Les touristes séjournant en Grèce, et toute personne possédant une carte de crédit émise dans un pays étranger, ne seront pas concernés par les mesures de limitation des retraits bancaires aux distributeurs automatiques décidées par le gouvernement grec, a indiqué ce dernier dans la nuit de dimanche à lundi.

"Tous ceux visitant ou sur le point de visiter la Grèce" sont informés que les mesures de contrôle des capitaux annoncées quelques heures plus tôt "ne s'appliquent pas à ceux qui souhaitent faire des transactions et des retraits avec une carte de crédit émise dans leur pays d'origine", assure un communiqué du gouvernement destiné à rassurer, au plus fort de la saison, les touristes visitant la Grèce qui constituent un moteur vital de l'économie du pays.

En début de soirée dimanche, le Premier ministre Alexis Tsipras a annoncé la fermeture provisoire des banques et l'instauration d'un contrôle des capitaux mais des précisions officielles restaient attendues sur la durée de cette fermeture et l'imposition d'une limite journalière aux retraits bancaires via les distributeurs automatiques des établissements.

Les médias grecs tablaient sur une limite quotidienne de retrait à 60 euros par personne, une fermeture des distributeurs lundi avant une reprise mardi des transactions, tandis que les portes des établissements bancaires devraient rester closes jusqu'à la semaine suivant le référendum prévu le 5 juillet.

Plusieurs pays européens, au premier rang desquels l'Allemagne et la Grande-Bretagne, ont conseillé dimanche à leurs ressortissants en partance pour la Grèce d'emporter suffisamment d'argent liquide pour faire face à des imprévus.

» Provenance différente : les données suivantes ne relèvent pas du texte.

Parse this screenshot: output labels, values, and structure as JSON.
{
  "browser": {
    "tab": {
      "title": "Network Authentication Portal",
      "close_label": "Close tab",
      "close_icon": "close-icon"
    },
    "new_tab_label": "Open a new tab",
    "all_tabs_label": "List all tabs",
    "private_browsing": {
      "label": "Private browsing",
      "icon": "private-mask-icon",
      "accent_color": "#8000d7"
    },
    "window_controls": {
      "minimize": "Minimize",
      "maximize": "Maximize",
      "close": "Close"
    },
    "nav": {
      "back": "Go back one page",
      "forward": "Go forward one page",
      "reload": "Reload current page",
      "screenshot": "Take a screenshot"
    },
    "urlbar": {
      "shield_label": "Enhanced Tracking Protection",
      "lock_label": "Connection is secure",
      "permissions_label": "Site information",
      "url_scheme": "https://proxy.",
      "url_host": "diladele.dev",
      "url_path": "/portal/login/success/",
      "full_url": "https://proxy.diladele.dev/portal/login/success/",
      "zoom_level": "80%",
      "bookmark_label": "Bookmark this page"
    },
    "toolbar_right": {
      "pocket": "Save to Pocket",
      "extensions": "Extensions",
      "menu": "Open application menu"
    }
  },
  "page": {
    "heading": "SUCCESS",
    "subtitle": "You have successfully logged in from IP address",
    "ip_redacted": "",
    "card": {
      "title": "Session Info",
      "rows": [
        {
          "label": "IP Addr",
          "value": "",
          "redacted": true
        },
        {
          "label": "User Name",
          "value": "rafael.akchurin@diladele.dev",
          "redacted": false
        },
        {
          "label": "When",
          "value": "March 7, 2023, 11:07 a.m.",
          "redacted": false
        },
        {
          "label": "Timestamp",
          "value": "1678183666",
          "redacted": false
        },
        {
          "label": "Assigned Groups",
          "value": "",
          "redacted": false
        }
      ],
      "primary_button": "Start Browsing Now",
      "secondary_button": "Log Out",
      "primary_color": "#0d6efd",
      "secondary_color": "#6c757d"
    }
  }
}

De nombreux distributeurs étaient à sec dimanche en Grèce après que les Grecs ont fait la queue devant les machines pour y retirer de l'argent.

Les mesures radicales de contrôle des capitaux ont été décidées afin de protéger le système bancaire du risque d'une panique générale face à la perspective d'un possible défaut de paiement de la Grèce et l'incertitude née de l'organisation d'un référendum sur les négociations avec les créanciers du pays.